The hon. Lady talked about the choice review, which was produced in 2014 by the National Council for Palliative Care, helped by Macmillan and Marie Curie. It contained some 62 recommendations. The Government’s response came out in July—it was one of the last acts of my predecessor—in the form of a five-point charter. In it, we accepted that we would have personalised care plans in place by 2020, that everyone was entitled to an honest discussion about their end-of-life care and to support in making informed choices, that family and carers would be involved in those choices, and that all people going through an end-of-life process would have an identified contact at all times.
Those elements will need to be implemented right across NHS processes, technologies and pathways, and we have set up the end-of-life care board under Bruce Keogh, the chief medical officer, to oversee that.

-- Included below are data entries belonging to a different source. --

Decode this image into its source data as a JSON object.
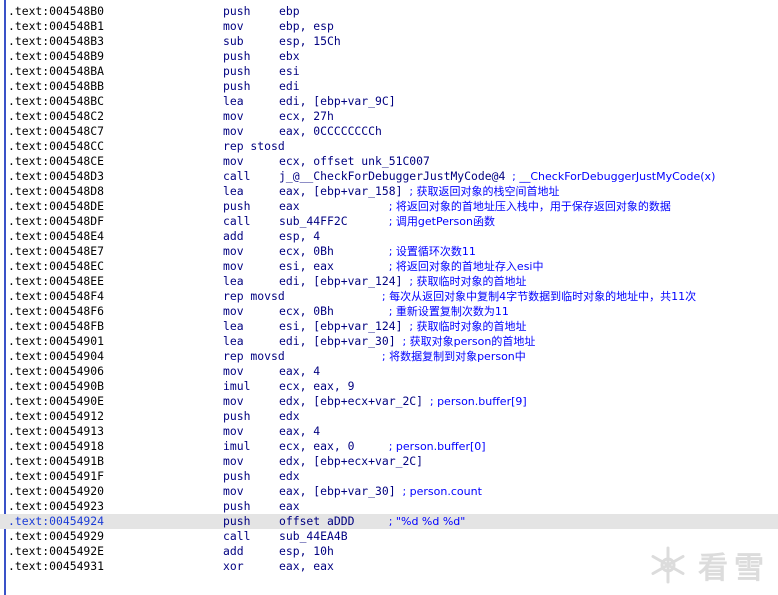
{
  "rows": [
    {
      "addr": ".text:004548B0",
      "mnem": "push",
      "ops": "ebp"
    },
    {
      "addr": ".text:004548B1",
      "mnem": "mov",
      "ops": "ebp, esp"
    },
    {
      "addr": ".text:004548B3",
      "mnem": "sub",
      "ops": "esp, 15Ch"
    },
    {
      "addr": ".text:004548B9",
      "mnem": "push",
      "ops": "ebx"
    },
    {
      "addr": ".text:004548BA",
      "mnem": "push",
      "ops": "esi"
    },
    {
      "addr": ".text:004548BB",
      "mnem": "push",
      "ops": "edi"
    },
    {
      "addr": ".text:004548BC",
      "mnem": "lea",
      "ops": "edi, [ebp+var_9C]"
    },
    {
      "addr": ".text:004548C2",
      "mnem": "mov",
      "ops": "ecx, 27h"
    },
    {
      "addr": ".text:004548C7",
      "mnem": "mov",
      "ops": "eax, 0CCCCCCCCh"
    },
    {
      "addr": ".text:004548CC",
      "mnem": "rep stosd",
      "ops": ""
    },
    {
      "addr": ".text:004548CE",
      "mnem": "mov",
      "ops": "ecx, offset unk_51C007"
    },
    {
      "addr": ".text:004548D3",
      "mnem": "call",
      "ops": "j_@__CheckForDebuggerJustMyCode@4 ; __CheckForDebuggerJustMyCode(x)"
    },
    {
      "addr": ".text:004548D8",
      "mnem": "lea",
      "ops": "eax, [ebp+var_158] ; 获取返回对象的栈空间首地址"
    },
    {
      "addr": ".text:004548DE",
      "mnem": "push",
      "ops": "eax             ; 将返回对象的首地址压入栈中，用于保存返回对象的数据"
    },
    {
      "addr": ".text:004548DF",
      "mnem": "call",
      "ops": "sub_44FF2C      ; 调用getPerson函数"
    },
    {
      "addr": ".text:004548E4",
      "mnem": "add",
      "ops": "esp, 4"
    },
    {
      "addr": ".text:004548E7",
      "mnem": "mov",
      "ops": "ecx, 0Bh        ; 设置循环次数11"
    },
    {
      "addr": ".text:004548EC",
      "mnem": "mov",
      "ops": "esi, eax        ; 将返回对象的首地址存入esi中"
    },
    {
      "addr": ".text:004548EE",
      "mnem": "lea",
      "ops": "edi, [ebp+var_124] ; 获取临时对象的首地址"
    },
    {
      "addr": ".text:004548F4",
      "mnem": "rep movsd",
      "ops": "               ; 每次从返回对象中复制4字节数据到临时对象的地址中，共11次"
    },
    {
      "addr": ".text:004548F6",
      "mnem": "mov",
      "ops": "ecx, 0Bh        ; 重新设置复制次数为11"
    },
    {
      "addr": ".text:004548FB",
      "mnem": "lea",
      "ops": "esi, [ebp+var_124] ; 获取临时对象的首地址"
    },
    {
      "addr": ".text:00454901",
      "mnem": "lea",
      "ops": "edi, [ebp+var_30] ; 获取对象person的首地址"
    },
    {
      "addr": ".text:00454904",
      "mnem": "rep movsd",
      "ops": "               ; 将数据复制到对象person中"
    },
    {
      "addr": ".text:00454906",
      "mnem": "mov",
      "ops": "eax, 4"
    },
    {
      "addr": ".text:0045490B",
      "mnem": "imul",
      "ops": "ecx, eax, 9"
    },
    {
      "addr": ".text:0045490E",
      "mnem": "mov",
      "ops": "edx, [ebp+ecx+var_2C] ; person.buffer[9]"
    },
    {
      "addr": ".text:00454912",
      "mnem": "push",
      "ops": "edx"
    },
    {
      "addr": ".text:00454913",
      "mnem": "mov",
      "ops": "eax, 4"
    },
    {
      "addr": ".text:00454918",
      "mnem": "imul",
      "ops": "ecx, eax, 0     ; person.buffer[0]"
    },
    {
      "addr": ".text:0045491B",
      "mnem": "mov",
      "ops": "edx, [ebp+ecx+var_2C]"
    },
    {
      "addr": ".text:0045491F",
      "mnem": "push",
      "ops": "edx"
    },
    {
      "addr": ".text:00454920",
      "mnem": "mov",
      "ops": "eax, [ebp+var_30] ; person.count"
    },
    {
      "addr": ".text:00454923",
      "mnem": "push",
      "ops": "eax"
    },
    {
      "addr": ".text:00454924",
      "mnem": "push",
      "ops": "offset aDDD     ; \"%d %d %d\"",
      "highlight": true
    },
    {
      "addr": ".text:00454929",
      "mnem": "call",
      "ops": "sub_44EA4B"
    },
    {
      "addr": ".text:0045492E",
      "mnem": "add",
      "ops": "esp, 10h"
    },
    {
      "addr": ".text:00454931",
      "mnem": "xor",
      "ops": "eax, eax"
    }
  ],
  "watermark": {
    "text": "看雪",
    "icon": "snowflake-logo-icon"
  }
}
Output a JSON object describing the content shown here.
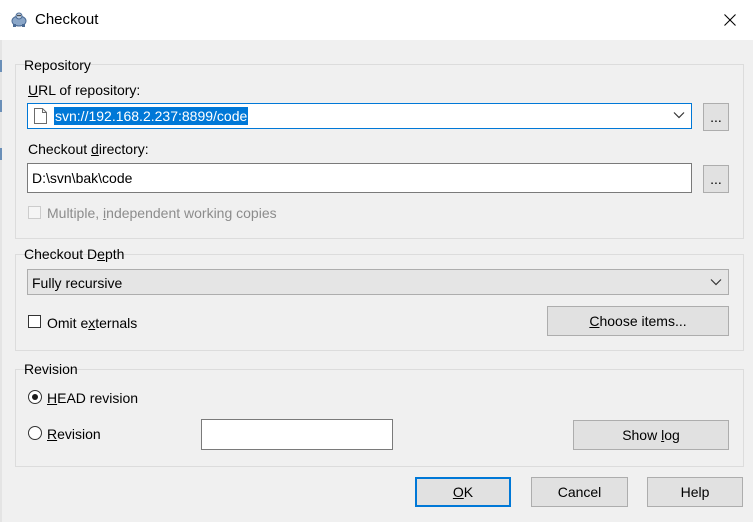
{
  "window": {
    "title": "Checkout",
    "icon": "tortoise-svn-icon",
    "close_icon": "close-icon"
  },
  "repository": {
    "group_title": "Repository",
    "url_label_prefix": "U",
    "url_label_rest": "RL of repository:",
    "url_value": "svn://192.168.2.237:8899/code",
    "browse_url_label": "...",
    "dir_label_prefix": "Checkout ",
    "dir_label_accel": "d",
    "dir_label_rest": "irectory:",
    "dir_value": "D:\\svn\\bak\\code",
    "browse_dir_label": "...",
    "multiple_prefix": "Multiple, ",
    "multiple_accel": "i",
    "multiple_rest": "ndependent working copies",
    "multiple_checked": false,
    "multiple_enabled": false
  },
  "depth": {
    "group_title_prefix": "Checkout D",
    "group_title_accel": "e",
    "group_title_rest": "pth",
    "selected": "Fully recursive",
    "omit_prefix": "Omit e",
    "omit_accel": "x",
    "omit_rest": "ternals",
    "omit_checked": false,
    "choose_prefix": "",
    "choose_accel": "C",
    "choose_rest": "hoose items..."
  },
  "revision": {
    "group_title": "Revision",
    "head_accel": "H",
    "head_rest": "EAD revision",
    "head_selected": true,
    "rev_accel": "R",
    "rev_rest": "evision",
    "rev_selected": false,
    "rev_value": "",
    "showlog_prefix": "Show ",
    "showlog_accel": "l",
    "showlog_rest": "og"
  },
  "buttons": {
    "ok_accel": "O",
    "ok_rest": "K",
    "cancel": "Cancel",
    "help": "Help"
  },
  "colors": {
    "accent": "#0078d7",
    "selection_text": "#ffffff"
  }
}
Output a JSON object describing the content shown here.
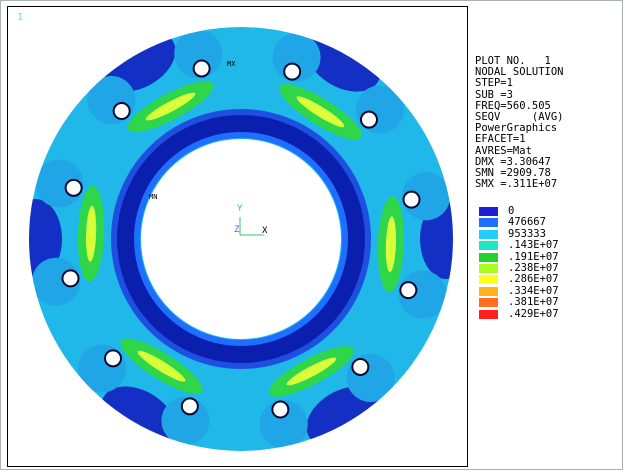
{
  "window_number": "1",
  "annotations": {
    "max_label": "MX",
    "min_label": "MN"
  },
  "axes": {
    "y_label": "Y",
    "z_label": "Z",
    "x_label": "X"
  },
  "info_lines": [
    "PLOT NO.   1",
    "NODAL SOLUTION",
    "STEP=1",
    "SUB =3",
    "FREQ=560.505",
    "SEQV     (AVG)",
    "PowerGraphics",
    "EFACET=1",
    "AVRES=Mat",
    "DMX =3.30647",
    "SMN =2909.78",
    "SMX =.311E+07"
  ],
  "legend": [
    {
      "label": "0",
      "color": "#1f1fd6"
    },
    {
      "label": "476667",
      "color": "#1e6fff"
    },
    {
      "label": "953333",
      "color": "#1fd0ff"
    },
    {
      "label": ".143E+07",
      "color": "#1fe6c4"
    },
    {
      "label": ".191E+07",
      "color": "#23d12f"
    },
    {
      "label": ".238E+07",
      "color": "#a6ff1f"
    },
    {
      "label": ".286E+07",
      "color": "#ffff1f"
    },
    {
      "label": ".334E+07",
      "color": "#ffb41f"
    },
    {
      "label": ".381E+07",
      "color": "#ff6f1f"
    },
    {
      "label": ".429E+07",
      "color": "#ff1f1f"
    }
  ],
  "colors": {
    "ring_base": "#1fb8e8",
    "inner_rim_dark": "#0b1fae",
    "inner_rim_mid": "#1e4fe0",
    "outer_band": "#20a6e6",
    "dark_patch": "#1430c4",
    "hot_green": "#2fd64a",
    "hot_yellow": "#d8ff3a",
    "triad": "#39c66b"
  }
}
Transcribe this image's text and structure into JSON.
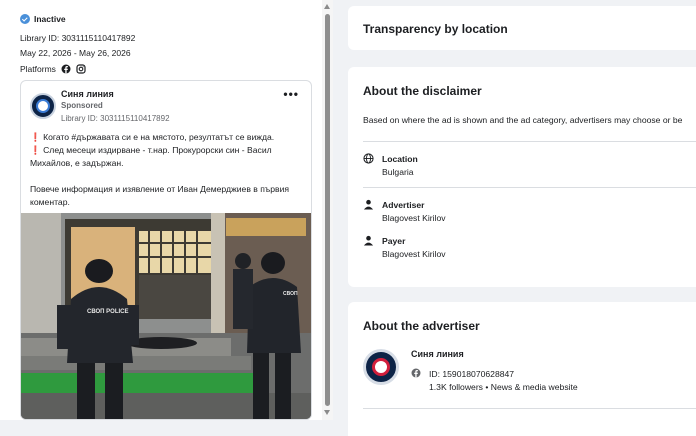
{
  "left": {
    "status": "Inactive",
    "library_id": "Library ID: 3031115110417892",
    "dates": "May 22, 2026 - May 26, 2026",
    "platforms_label": "Platforms",
    "platform_icons": [
      "facebook-icon",
      "instagram-icon"
    ]
  },
  "ad": {
    "page_name": "Синя линия",
    "sponsored": "Sponsored",
    "library_id": "Library ID: 3031115110417892",
    "more_label": "•••",
    "line1": "Когато #държавата си е на мястото, резултатът се вижда.",
    "line2": "След месеци издирване - т.нар. Прокурорски син - Васил Михайлов, е задържан.",
    "line3": "Повече информация и изявление от Иван Демерджиев в първия коментар.",
    "police_text": "СВОП POLICE"
  },
  "transparency": {
    "title": "Transparency by location"
  },
  "disclaimer": {
    "title": "About the disclaimer",
    "description": "Based on where the ad is shown and the ad category, advertisers may choose or be",
    "location_label": "Location",
    "location_value": "Bulgaria",
    "advertiser_label": "Advertiser",
    "advertiser_value": "Blagovest Kirilov",
    "payer_label": "Payer",
    "payer_value": "Blagovest Kirilov"
  },
  "advertiser": {
    "title": "About the advertiser",
    "name": "Синя линия",
    "id": "ID: 159018070628847",
    "followers": "1.3K followers • News & media website"
  },
  "colors": {
    "accent": "#4a90d9",
    "alert": "#d21f3c",
    "background": "#f0f2f5"
  }
}
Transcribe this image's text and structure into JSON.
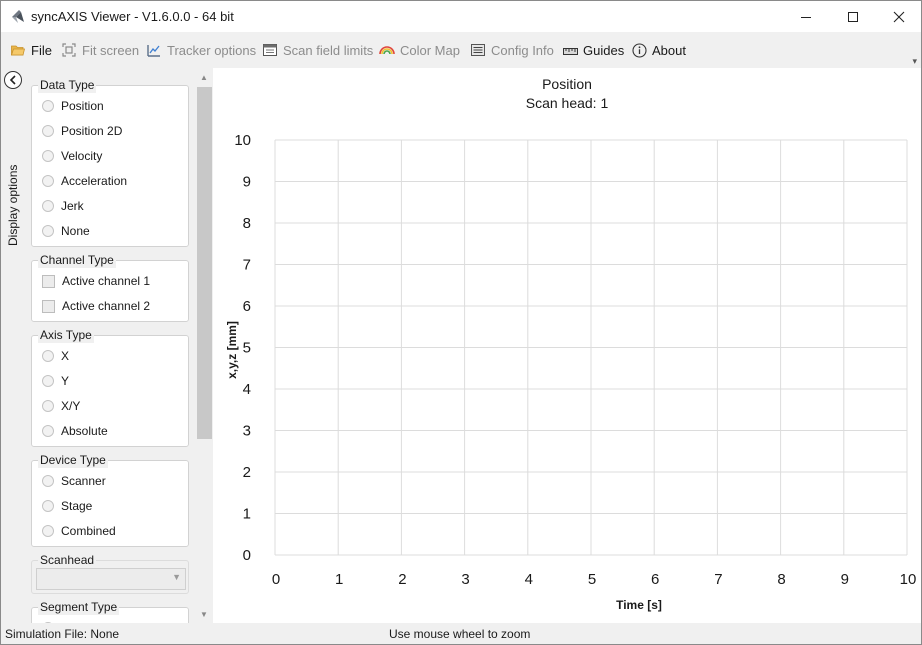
{
  "window": {
    "title": "syncAXIS Viewer - V1.6.0.0 - 64 bit"
  },
  "toolbar": {
    "items": [
      {
        "label": "File",
        "icon": "folder-icon",
        "enabled": true
      },
      {
        "label": "Fit screen",
        "icon": "fit-screen-icon",
        "enabled": false
      },
      {
        "label": "Tracker options",
        "icon": "tracker-icon",
        "enabled": false
      },
      {
        "label": "Scan field limits",
        "icon": "scan-field-icon",
        "enabled": false
      },
      {
        "label": "Color Map",
        "icon": "rainbow-icon",
        "enabled": false
      },
      {
        "label": "Config Info",
        "icon": "list-icon",
        "enabled": false
      },
      {
        "label": "Guides",
        "icon": "ruler-icon",
        "enabled": true
      },
      {
        "label": "About",
        "icon": "info-icon",
        "enabled": true
      }
    ]
  },
  "sidebar": {
    "collapse_label": "Display options",
    "groups": {
      "data_type": {
        "title": "Data Type",
        "options": [
          "Position",
          "Position 2D",
          "Velocity",
          "Acceleration",
          "Jerk",
          "None"
        ]
      },
      "channel_type": {
        "title": "Channel Type",
        "options": [
          "Active channel 1",
          "Active channel 2"
        ]
      },
      "axis_type": {
        "title": "Axis Type",
        "options": [
          "X",
          "Y",
          "X/Y",
          "Absolute"
        ]
      },
      "device_type": {
        "title": "Device Type",
        "options": [
          "Scanner",
          "Stage",
          "Combined"
        ]
      },
      "scanhead": {
        "title": "Scanhead",
        "value": ""
      },
      "segment_type": {
        "title": "Segment Type"
      }
    }
  },
  "chart_data": {
    "type": "line",
    "title": "Position",
    "subtitle": "Scan head: 1",
    "xlabel": "Time [s]",
    "ylabel": "x,y,z [mm]",
    "xlim": [
      0,
      10
    ],
    "ylim": [
      0,
      10
    ],
    "x_ticks": [
      "0",
      "1",
      "2",
      "3",
      "4",
      "5",
      "6",
      "7",
      "8",
      "9",
      "10"
    ],
    "y_ticks": [
      "0",
      "1",
      "2",
      "3",
      "4",
      "5",
      "6",
      "7",
      "8",
      "9",
      "10"
    ],
    "grid": true,
    "series": [],
    "colors": {
      "grid": "#dcdcdc"
    }
  },
  "statusbar": {
    "file": "Simulation File: None",
    "hint": "Use mouse wheel to zoom"
  }
}
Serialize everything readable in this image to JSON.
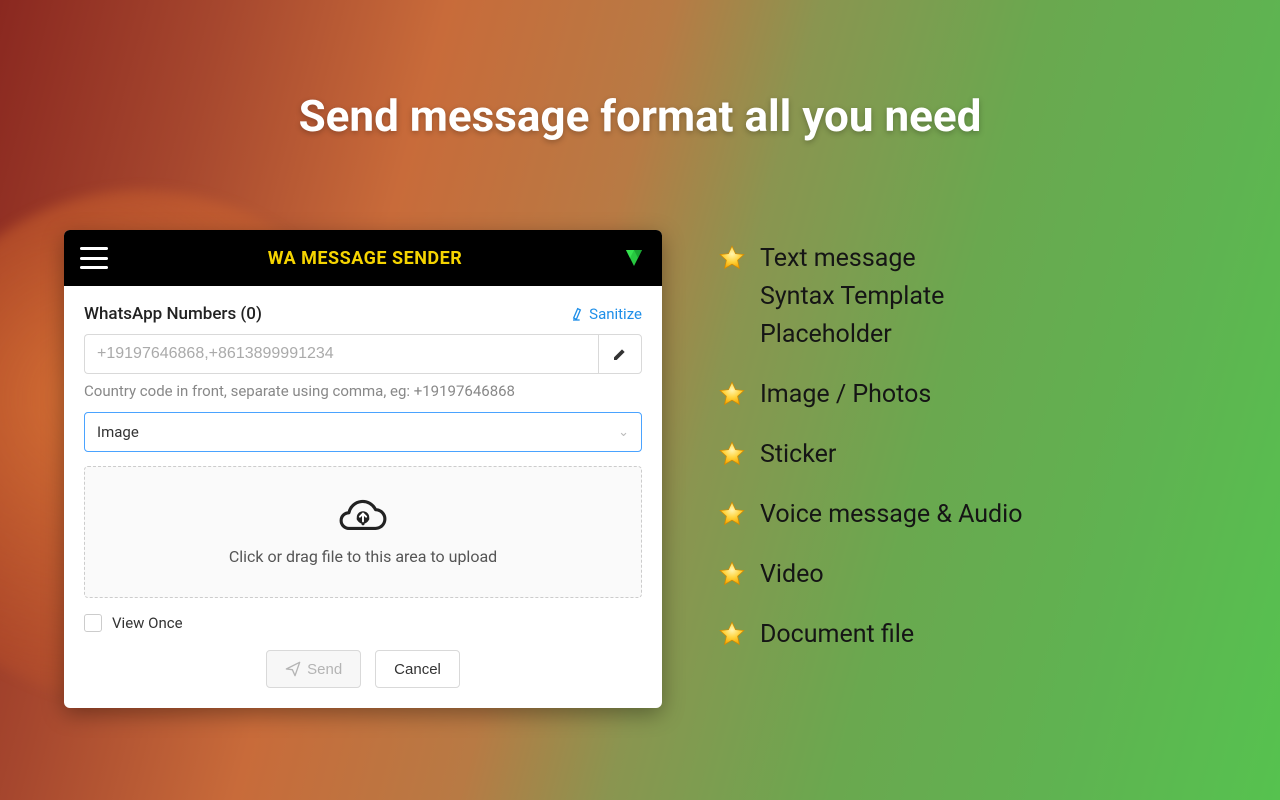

All arm’s length bodies will be represented on the board. This has not yet been published—it is my role to ensure that it is—but the requirement now is to turn the commitments in the review response into tangible milestones, deliverables and responsibilities. I recently met several members of the End of Life Care Coalition and undertook to have a transparent process so that between 2016 and 2020 we know what we are implementing and when and how that is being done. It is important that that happens. We are extremely committed to it—it is a Government priority. We could do things better as a country, but we do pretty well and we need to do this to make things even better.
I thank the Minister for his responses to my hon. Friend the Member for Newcastle upon Tyne North (Catherine McKinnell). On that point about the plan for between 2016 and 2020, given that the last days of someone’s life are etched into the memories of those who are left behind—I can remember every single moment of the day 23 years ago yesterday when I lost my father—will the Minister commit to report back to the House at various points over that four-year period, or will he report on progress in other ways?